Photobiomodulation works for chemo-induced peripheral neuropathy

Elvira Manzano
06 Sep 2023
Photobiomodulation works for chemo-induced peripheral neuropathy

Photobiomodulation helps to reduce the severity of chemotherapy-induced peripheral neuropathy (CIPN) and increases mobility in cancer patients in a study presented at EAN 2023.

The strategy uses red or near-infrared light therapy to stimulate, heal, and regenerate tissues that have been injured during chemo.

CIPN is a serious and common debilitating side effect experienced by 68 percent of all cancer patients receiving chemotherapeutic agents, said study investigator Marithé Claes, a PhD student from Hasselt University in Hasselt, Belgium. “It is accompanied by both sensory and motor symptoms, including pain or seizure, and muscle weakness. Unfortunately, there are currently no fully effective management options for CIPN, and it is often necessary to prematurely stop the chemo or lower the dosage,” she added.

As photobiomodulation therapy is currently being used for oral mucositis and radio dermatitis in the clinic where Claes works, this has prompted her team to study its effects in CIPN.

Light therapy in 2 doses

Patients (n=60) included in the study had CIPN after completing a standard course of chemotherapy. They were randomly assigned to receive photobiomodulation at their palms and soles twice weekly for 3 weeks, at a dose of either 6 or 8 J/cm2 at 2 weeks post-chemotherapy. [EAN 2023, abstract OPR-070]

The median age of the patients was 65 years; majority of them were women. The breast was the most common tumour location whereas paclitaxel was the most common therapy.

Prior to photobiomodulation, the patients were assessed using the modified Total Neuropathy Score (mTNS) and a range of patient-reported outcome measures (PROMs). They were also asked to do the 6-minute walk test (6MWT).
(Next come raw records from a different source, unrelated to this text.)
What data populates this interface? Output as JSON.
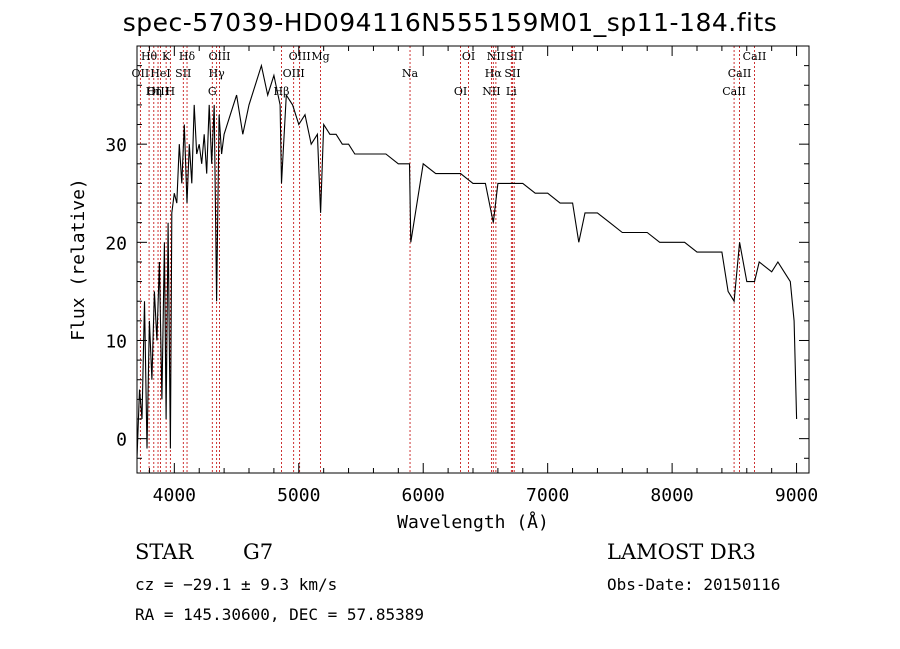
{
  "chart_data": {
    "type": "line",
    "title": "spec-57039-HD094116N555159M01_sp11-184.fits",
    "xlabel": "Wavelength (Å)",
    "ylabel": "Flux (relative)",
    "xlim": [
      3700,
      9100
    ],
    "ylim": [
      -3.5,
      40
    ],
    "xticks": [
      4000,
      5000,
      6000,
      7000,
      8000,
      9000
    ],
    "yticks": [
      0,
      10,
      20,
      30
    ],
    "x": [
      3700,
      3720,
      3740,
      3760,
      3780,
      3800,
      3820,
      3840,
      3860,
      3880,
      3900,
      3920,
      3934,
      3950,
      3968,
      3980,
      4000,
      4020,
      4040,
      4060,
      4080,
      4102,
      4120,
      4140,
      4160,
      4180,
      4200,
      4220,
      4240,
      4260,
      4280,
      4300,
      4320,
      4340,
      4360,
      4380,
      4400,
      4450,
      4500,
      4550,
      4600,
      4650,
      4700,
      4750,
      4800,
      4850,
      4861,
      4900,
      4950,
      5000,
      5050,
      5100,
      5150,
      5175,
      5200,
      5250,
      5300,
      5350,
      5400,
      5450,
      5500,
      5600,
      5700,
      5800,
      5890,
      5900,
      6000,
      6100,
      6200,
      6300,
      6400,
      6500,
      6563,
      6600,
      6700,
      6800,
      6900,
      7000,
      7100,
      7200,
      7250,
      7300,
      7400,
      7500,
      7600,
      7700,
      7800,
      7900,
      8000,
      8100,
      8200,
      8300,
      8400,
      8450,
      8498,
      8542,
      8600,
      8662,
      8700,
      8800,
      8850,
      8900,
      8950,
      8980,
      9000
    ],
    "y": [
      -2,
      5,
      2,
      14,
      -1,
      12,
      6,
      15,
      10,
      18,
      4,
      20,
      2,
      22,
      -1,
      23,
      25,
      24,
      30,
      26,
      32,
      24,
      30,
      26,
      34,
      29,
      30,
      28,
      31,
      27,
      34,
      28,
      34,
      14,
      33,
      29,
      31,
      33,
      35,
      31,
      34,
      36,
      38,
      35,
      37,
      34,
      26,
      35,
      34,
      32,
      33,
      30,
      31,
      23,
      32,
      31,
      31,
      30,
      30,
      29,
      29,
      29,
      29,
      28,
      28,
      20,
      28,
      27,
      27,
      27,
      26,
      26,
      22,
      26,
      26,
      26,
      25,
      25,
      24,
      24,
      20,
      23,
      23,
      22,
      21,
      21,
      21,
      20,
      20,
      20,
      19,
      19,
      19,
      15,
      14,
      20,
      16,
      16,
      18,
      17,
      18,
      17,
      16,
      12,
      2
    ],
    "lines": [
      {
        "label": "Hθ",
        "wavelength": 3797
      },
      {
        "label": "OII",
        "wavelength": 3727
      },
      {
        "label": "OIII",
        "wavelength": 3869
      },
      {
        "label": "K",
        "wavelength": 3934
      },
      {
        "label": "HeI",
        "wavelength": 3889
      },
      {
        "label": "Hη",
        "wavelength": 3835
      },
      {
        "label": "Hδ",
        "wavelength": 4102
      },
      {
        "label": "SII",
        "wavelength": 4072
      },
      {
        "label": "H",
        "wavelength": 3968
      },
      {
        "label": "OIII",
        "wavelength": 4363
      },
      {
        "label": "Hγ",
        "wavelength": 4340
      },
      {
        "label": "G",
        "wavelength": 4305
      },
      {
        "label": "OIII",
        "wavelength": 5007
      },
      {
        "label": "OIII",
        "wavelength": 4959
      },
      {
        "label": "Hβ",
        "wavelength": 4861
      },
      {
        "label": "Mg",
        "wavelength": 5175
      },
      {
        "label": "Na",
        "wavelength": 5894
      },
      {
        "label": "OI",
        "wavelength": 6300
      },
      {
        "label": "OI",
        "wavelength": 6364
      },
      {
        "label": "Hα",
        "wavelength": 6563
      },
      {
        "label": "NII",
        "wavelength": 6548
      },
      {
        "label": "NII",
        "wavelength": 6584
      },
      {
        "label": "SII",
        "wavelength": 6717
      },
      {
        "label": "Li",
        "wavelength": 6708
      },
      {
        "label": "SII",
        "wavelength": 6731
      },
      {
        "label": "CaII",
        "wavelength": 8542
      },
      {
        "label": "CaII",
        "wavelength": 8498
      },
      {
        "label": "CaII",
        "wavelength": 8662
      }
    ]
  },
  "info": {
    "object_class": "STAR",
    "subclass": "G7",
    "survey": "LAMOST DR3",
    "cz": "cz = −29.1 ± 9.3 km/s",
    "obs_date": "Obs-Date: 20150116",
    "coords": "RA = 145.30600, DEC =  57.85389"
  }
}
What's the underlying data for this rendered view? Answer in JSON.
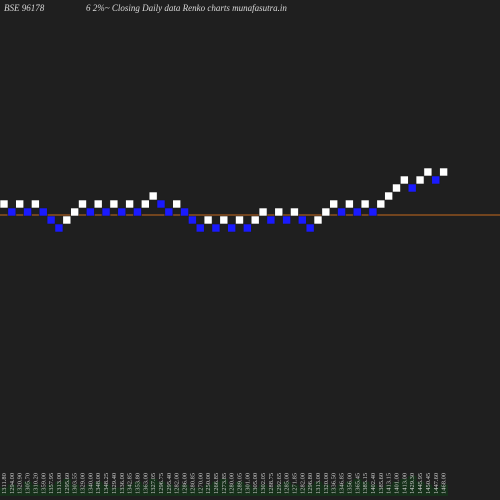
{
  "header": {
    "symbol": "BSE 96178",
    "subtitle": "6  2%~  Closing Daily data  Renko  charts munafasutra.in"
  },
  "colors": {
    "background": "#1f1f1f",
    "up_brick": "#ffffff",
    "down_brick": "#1a1aff",
    "last_price_line": "#c46a1e",
    "volume": "#16301a"
  },
  "chart_data": {
    "type": "renko",
    "title": "BSE 96178  6  2%~  Closing Daily data  Renko  charts munafasutra.in",
    "xlabel": "",
    "ylabel": "",
    "brick_size_percent": 2,
    "grid": false,
    "last_price_line": 1,
    "levels": [
      1,
      0,
      1,
      0,
      1,
      0,
      -1,
      -2,
      -1,
      0,
      1,
      0,
      1,
      0,
      1,
      0,
      1,
      0,
      1,
      2,
      1,
      0,
      1,
      0,
      -1,
      -2,
      -1,
      -2,
      -1,
      -2,
      -1,
      -2,
      -1,
      0,
      -1,
      0,
      -1,
      0,
      -1,
      -2,
      -1,
      0,
      1,
      0,
      1,
      0,
      1,
      0,
      1,
      2,
      3,
      4,
      3,
      4,
      5,
      4,
      5
    ],
    "directions": [
      "up",
      "down",
      "up",
      "down",
      "up",
      "down",
      "down",
      "down",
      "up",
      "up",
      "up",
      "down",
      "up",
      "down",
      "up",
      "down",
      "up",
      "down",
      "up",
      "up",
      "down",
      "down",
      "up",
      "down",
      "down",
      "down",
      "up",
      "down",
      "up",
      "down",
      "up",
      "down",
      "up",
      "up",
      "down",
      "up",
      "down",
      "up",
      "down",
      "down",
      "up",
      "up",
      "up",
      "down",
      "up",
      "down",
      "up",
      "down",
      "up",
      "up",
      "up",
      "up",
      "down",
      "up",
      "up",
      "down",
      "up"
    ],
    "tick_labels": [
      "1311.80",
      "1294.00",
      "1320.90",
      "1305.70",
      "1310.20",
      "1359.00",
      "1357.95",
      "1313.00",
      "1295.60",
      "1303.55",
      "1329.00",
      "1340.00",
      "1348.00",
      "1348.25",
      "1329.40",
      "1336.00",
      "1342.85",
      "1353.80",
      "1363.00",
      "1327.05",
      "1296.75",
      "1295.40",
      "1282.00",
      "1286.00",
      "1280.85",
      "1270.00",
      "1250.00",
      "1266.85",
      "1273.85",
      "1280.00",
      "1289.05",
      "1301.00",
      "1305.00",
      "1302.05",
      "1288.75",
      "1292.65",
      "1285.00",
      "1271.85",
      "1282.00",
      "1296.80",
      "1313.00",
      "1320.00",
      "1336.50",
      "1346.85",
      "1356.00",
      "1365.45",
      "1385.15",
      "1402.40",
      "1385.60",
      "1413.15",
      "1401.00",
      "1413.00",
      "1429.30",
      "1445.95",
      "1450.45",
      "1447.60",
      "1468.00"
    ],
    "volumes": [
      3,
      4,
      3,
      5,
      4,
      3,
      4,
      5,
      6,
      4,
      3,
      4,
      5,
      4,
      3,
      3,
      4,
      5,
      4,
      6,
      5,
      4,
      3,
      4,
      3,
      3,
      4,
      5,
      6,
      4,
      5,
      4,
      3,
      4,
      3,
      4,
      5,
      4,
      3,
      4,
      5,
      4,
      3,
      4,
      5,
      6,
      5,
      4,
      3,
      4,
      5,
      6,
      7,
      5,
      4,
      3,
      4
    ]
  }
}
During follow-ups, they were re-assessed using the same measures and a satisfaction numeric rating scale (NRS).

mTNS and 6MWT scores get better

“Both the lower- and higher-dose photobiomodulation were associated with significant improvements in mTNS scores compared with baseline,” reported Claes. “The same was true for the 6MWT, with significant improvements in both doses.”
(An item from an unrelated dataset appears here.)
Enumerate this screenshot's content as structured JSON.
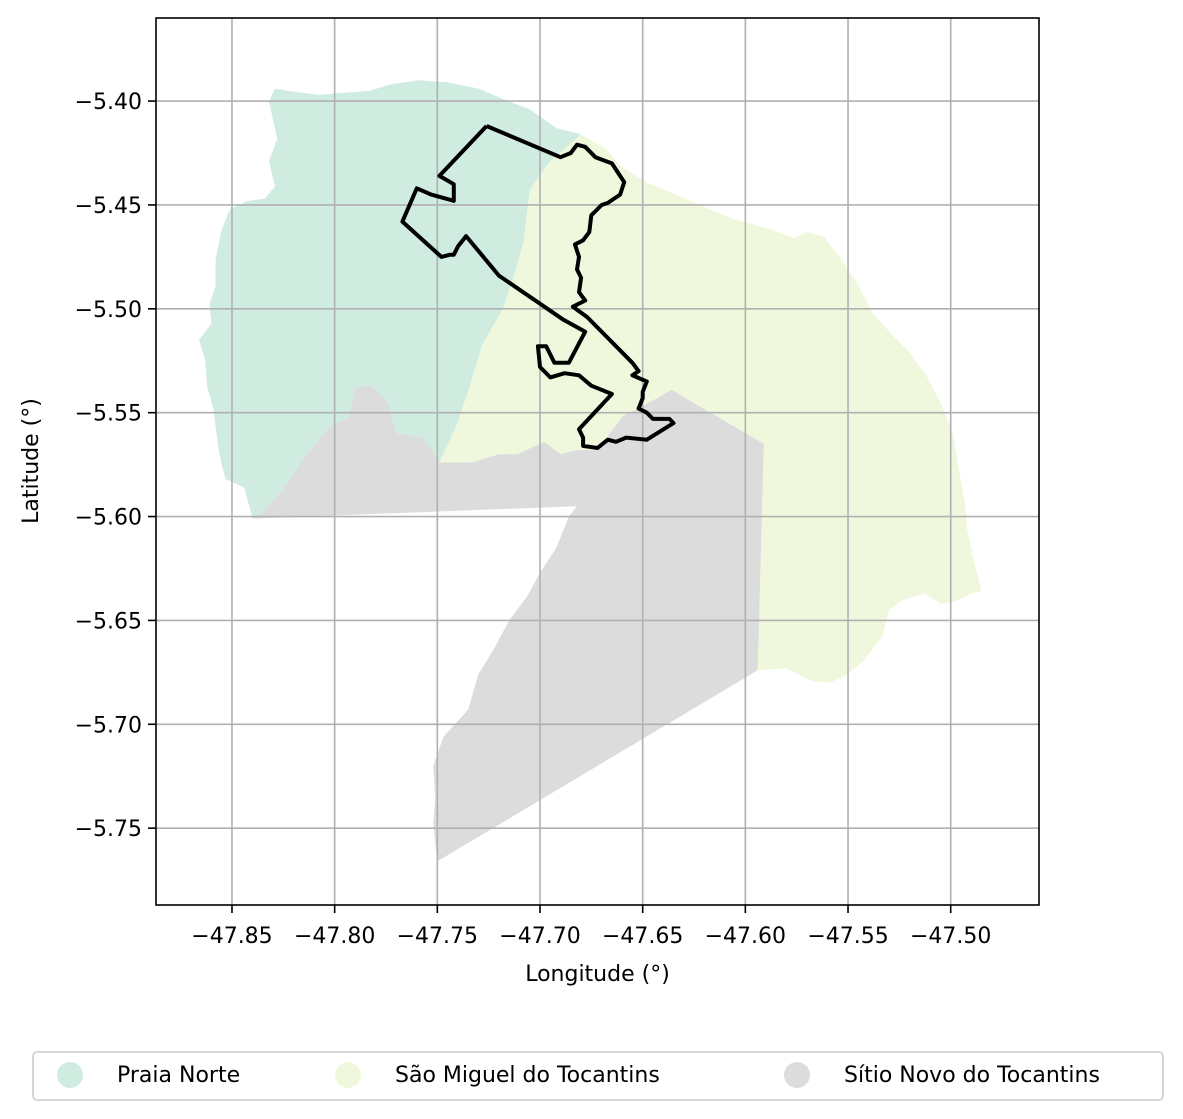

Overall, patients were moderately satisfied with their treatment based on NRS scores, which slightly declined at 6-month follow-up. “Those who had improvements in their symptoms gave very high satisfaction scores, whereas those who had no improvement gave low scores. That explained the overall moderate satisfaction score,” explained Claes.

When asked if they would recommend photobiomodulation to other patients, the majority of them answered in the affirmative. However, the lack of a control group was considered a major limitation of the trial.

Moving forward

“Overall, we need larger trials with longer follow-up to determine the exact parameters of photobiomodulation that could be used in neuropathy treatment,” said Claes. “We also need to find out why some patients did well  with the treatment while others did not experience relief.”